Le risque le plus important du revenu de base est donc d’ordre institutionnel : c’est d’entériner la fracture entre ceux qui peuvent s’insérer dans toutes les sphères de la société et ceux qui seraient exclus de l’une d’entre elles, celle du travail validé collectivement, tandis que la libéralisation du travail et de ses conditions s’aggraverait. Dans la mesure où, dans beaucoup de pays, les droits sociaux ont été fondés historiquement sur le travail, en se débarrassant du travail, le capitalisme débarrasserait du même coup des droits sociaux associés et, tant qu’à faire, «des droits civils et politiques». Au lieu d’un « revenu de liberté » ou d’une « libération » de l’obligation de travailler, n’y aurait-il pas le risque d’une libéralisation supplémentaire du travail, si la capacité de négociation des travailleurs n’était pas autant accrue que le prédisent les promoteurs du revenu de base et si l’autonomie que promettait André Gorz grâce à ce revenu n’était pas au rendez-vous ?

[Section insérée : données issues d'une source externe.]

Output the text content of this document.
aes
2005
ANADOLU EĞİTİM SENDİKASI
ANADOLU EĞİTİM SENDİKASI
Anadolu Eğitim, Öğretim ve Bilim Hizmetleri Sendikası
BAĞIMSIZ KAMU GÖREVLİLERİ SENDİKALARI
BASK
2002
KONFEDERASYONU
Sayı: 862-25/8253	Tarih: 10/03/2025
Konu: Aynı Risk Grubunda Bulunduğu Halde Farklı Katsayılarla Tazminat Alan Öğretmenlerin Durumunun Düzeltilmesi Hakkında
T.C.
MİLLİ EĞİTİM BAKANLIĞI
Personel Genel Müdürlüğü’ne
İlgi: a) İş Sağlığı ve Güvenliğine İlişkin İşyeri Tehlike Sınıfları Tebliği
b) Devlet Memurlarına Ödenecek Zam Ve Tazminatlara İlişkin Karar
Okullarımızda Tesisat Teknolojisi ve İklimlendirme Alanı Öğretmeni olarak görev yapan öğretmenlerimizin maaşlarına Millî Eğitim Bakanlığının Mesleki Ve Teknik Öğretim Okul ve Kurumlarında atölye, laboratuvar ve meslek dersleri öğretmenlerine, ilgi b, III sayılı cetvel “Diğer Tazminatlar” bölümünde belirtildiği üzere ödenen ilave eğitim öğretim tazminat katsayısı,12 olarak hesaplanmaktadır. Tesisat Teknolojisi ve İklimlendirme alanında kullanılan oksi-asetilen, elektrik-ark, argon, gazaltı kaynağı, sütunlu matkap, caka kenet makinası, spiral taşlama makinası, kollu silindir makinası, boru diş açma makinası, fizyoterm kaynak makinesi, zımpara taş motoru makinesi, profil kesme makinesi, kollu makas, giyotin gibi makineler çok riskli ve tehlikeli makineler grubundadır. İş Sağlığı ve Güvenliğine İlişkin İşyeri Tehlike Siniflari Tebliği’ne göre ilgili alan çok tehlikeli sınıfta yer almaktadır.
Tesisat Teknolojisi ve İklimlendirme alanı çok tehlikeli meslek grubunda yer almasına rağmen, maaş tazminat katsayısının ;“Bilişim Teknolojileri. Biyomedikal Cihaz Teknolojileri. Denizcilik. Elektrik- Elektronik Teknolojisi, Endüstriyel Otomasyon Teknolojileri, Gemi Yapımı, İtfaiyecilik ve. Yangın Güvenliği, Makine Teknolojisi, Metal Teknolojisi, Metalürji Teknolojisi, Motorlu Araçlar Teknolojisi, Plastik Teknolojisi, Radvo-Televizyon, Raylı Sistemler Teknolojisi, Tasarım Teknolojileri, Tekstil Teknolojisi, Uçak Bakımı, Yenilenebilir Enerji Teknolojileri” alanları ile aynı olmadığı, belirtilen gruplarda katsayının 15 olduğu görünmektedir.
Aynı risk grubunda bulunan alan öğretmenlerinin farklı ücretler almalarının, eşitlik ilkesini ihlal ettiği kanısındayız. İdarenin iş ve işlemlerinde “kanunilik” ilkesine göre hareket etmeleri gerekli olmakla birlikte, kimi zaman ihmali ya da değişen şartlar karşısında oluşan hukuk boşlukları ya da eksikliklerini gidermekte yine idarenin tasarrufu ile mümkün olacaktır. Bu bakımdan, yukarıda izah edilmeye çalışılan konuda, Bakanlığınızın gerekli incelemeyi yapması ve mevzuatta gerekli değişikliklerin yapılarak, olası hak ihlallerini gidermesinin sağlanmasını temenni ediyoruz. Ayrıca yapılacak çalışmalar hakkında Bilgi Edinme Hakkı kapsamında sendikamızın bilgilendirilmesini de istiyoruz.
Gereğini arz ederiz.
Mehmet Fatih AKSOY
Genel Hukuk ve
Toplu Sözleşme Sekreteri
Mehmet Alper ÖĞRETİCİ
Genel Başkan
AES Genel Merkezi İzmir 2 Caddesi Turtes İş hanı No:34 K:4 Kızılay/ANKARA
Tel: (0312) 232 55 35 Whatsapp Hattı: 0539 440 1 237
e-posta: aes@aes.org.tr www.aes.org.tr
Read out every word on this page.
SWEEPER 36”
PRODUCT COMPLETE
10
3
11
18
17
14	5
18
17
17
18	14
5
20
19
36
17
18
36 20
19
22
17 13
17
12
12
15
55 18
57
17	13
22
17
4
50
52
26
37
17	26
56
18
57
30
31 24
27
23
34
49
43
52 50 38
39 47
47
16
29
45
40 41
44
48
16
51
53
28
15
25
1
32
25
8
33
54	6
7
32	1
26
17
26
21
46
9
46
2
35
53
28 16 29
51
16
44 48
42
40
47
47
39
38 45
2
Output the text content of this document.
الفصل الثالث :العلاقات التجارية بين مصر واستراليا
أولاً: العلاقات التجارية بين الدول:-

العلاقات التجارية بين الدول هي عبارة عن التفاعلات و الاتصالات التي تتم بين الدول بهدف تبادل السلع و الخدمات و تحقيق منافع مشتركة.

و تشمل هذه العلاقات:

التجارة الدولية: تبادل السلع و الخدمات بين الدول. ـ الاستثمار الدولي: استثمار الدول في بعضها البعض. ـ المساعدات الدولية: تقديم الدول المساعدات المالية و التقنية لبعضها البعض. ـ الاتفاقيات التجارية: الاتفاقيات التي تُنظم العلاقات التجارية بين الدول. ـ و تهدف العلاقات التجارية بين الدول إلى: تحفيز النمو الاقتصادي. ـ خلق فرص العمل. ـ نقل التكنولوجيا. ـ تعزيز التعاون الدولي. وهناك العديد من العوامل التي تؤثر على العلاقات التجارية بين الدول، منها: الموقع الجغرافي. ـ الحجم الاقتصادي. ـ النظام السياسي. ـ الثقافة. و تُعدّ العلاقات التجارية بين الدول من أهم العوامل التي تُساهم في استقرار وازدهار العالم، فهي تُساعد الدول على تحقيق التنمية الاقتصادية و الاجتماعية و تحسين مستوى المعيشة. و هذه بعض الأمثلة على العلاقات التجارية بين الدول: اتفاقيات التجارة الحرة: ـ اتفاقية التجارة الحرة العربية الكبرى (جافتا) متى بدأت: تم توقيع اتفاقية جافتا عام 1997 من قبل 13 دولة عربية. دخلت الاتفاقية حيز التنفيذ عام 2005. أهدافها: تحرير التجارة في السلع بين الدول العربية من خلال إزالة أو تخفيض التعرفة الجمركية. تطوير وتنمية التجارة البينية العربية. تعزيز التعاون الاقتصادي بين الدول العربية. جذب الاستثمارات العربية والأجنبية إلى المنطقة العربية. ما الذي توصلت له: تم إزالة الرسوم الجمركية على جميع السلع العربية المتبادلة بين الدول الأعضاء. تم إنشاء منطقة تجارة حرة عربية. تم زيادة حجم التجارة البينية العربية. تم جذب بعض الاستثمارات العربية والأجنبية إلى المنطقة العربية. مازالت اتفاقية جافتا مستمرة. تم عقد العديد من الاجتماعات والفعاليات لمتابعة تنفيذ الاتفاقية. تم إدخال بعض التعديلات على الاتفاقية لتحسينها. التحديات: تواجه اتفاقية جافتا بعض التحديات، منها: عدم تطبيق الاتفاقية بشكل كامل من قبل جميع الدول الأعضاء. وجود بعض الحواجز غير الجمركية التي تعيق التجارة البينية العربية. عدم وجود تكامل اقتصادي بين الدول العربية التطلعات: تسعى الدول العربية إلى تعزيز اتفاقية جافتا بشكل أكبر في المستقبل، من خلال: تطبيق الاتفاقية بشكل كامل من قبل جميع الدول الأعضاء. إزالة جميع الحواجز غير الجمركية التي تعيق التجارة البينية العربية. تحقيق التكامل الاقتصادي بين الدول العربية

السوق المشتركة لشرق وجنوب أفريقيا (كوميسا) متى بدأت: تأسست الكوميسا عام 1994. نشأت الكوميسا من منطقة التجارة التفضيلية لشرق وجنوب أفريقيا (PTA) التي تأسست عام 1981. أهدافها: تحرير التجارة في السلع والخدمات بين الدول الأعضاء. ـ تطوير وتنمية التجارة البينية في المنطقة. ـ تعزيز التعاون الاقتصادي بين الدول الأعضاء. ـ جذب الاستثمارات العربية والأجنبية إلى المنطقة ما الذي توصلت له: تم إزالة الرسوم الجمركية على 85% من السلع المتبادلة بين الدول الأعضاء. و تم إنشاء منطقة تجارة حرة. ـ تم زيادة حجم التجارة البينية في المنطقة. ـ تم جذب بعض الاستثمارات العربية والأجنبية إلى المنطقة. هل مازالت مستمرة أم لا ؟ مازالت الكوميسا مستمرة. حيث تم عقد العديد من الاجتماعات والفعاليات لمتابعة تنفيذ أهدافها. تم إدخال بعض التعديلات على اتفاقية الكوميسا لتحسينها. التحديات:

À ce stade, il faut s’arrêter sur la proposition de salaire à vie de Bernard Friot qu’il présente comme différente de celle du revenu universel. Il s’agit d’un projet normatif consistant à abolir les institutions capitalistes (notamment le marché du travail, la propriété lucrative et le crédit) et à les remplacer par des institutions dites salariales sur la base du modèle de la cotisation sociale. Comme Bernard Friot ne fixe pas de limite au champ de la production, toute valeur d’usage devient valeur: selon lui, le retraité, le parent d’élève, le chômeur produisent la valeur représentée par la prestation qu’ils reçoivent. Cette position fait surgir deux difficultés. D’abord, les prestations sociales formant le « salaire socialisé» sont des transferts sociaux, et non pas des revenus primaires, car le critère décisif qui distingue une activité libre (celle du retraité par exemple) productive de valeur d’usage d’une activité productive de valeur au sens économique est toujours celui de la validation sociale de cette activité qui, par définition, n’existe pas pour celle du retraité, puisqu’elle est libre de toute contrainte sociale. Ce n’est pas le versement d’un revenu qui valide une activité, c’est la décision politique antérieure de considérer celle-ci comme nécessaire, le versement du revenu en étant la conséquence postérieure. Par exemple, ce n’est pas le versement d’un salaire au professeur des écoles qui valide son travail, c’est la décision de la collectivité d’appendre à lire et écrire aux enfants, suivie de l’embauche du professeur, qui constitue la validation sociale de ce travail. De la même façon, l’attribution d’une qualification lors du dix-huitième anniversaire du jeune ne signifie pas qu’il entre automatiquement dans la catégorie des producteurs de valeur économique.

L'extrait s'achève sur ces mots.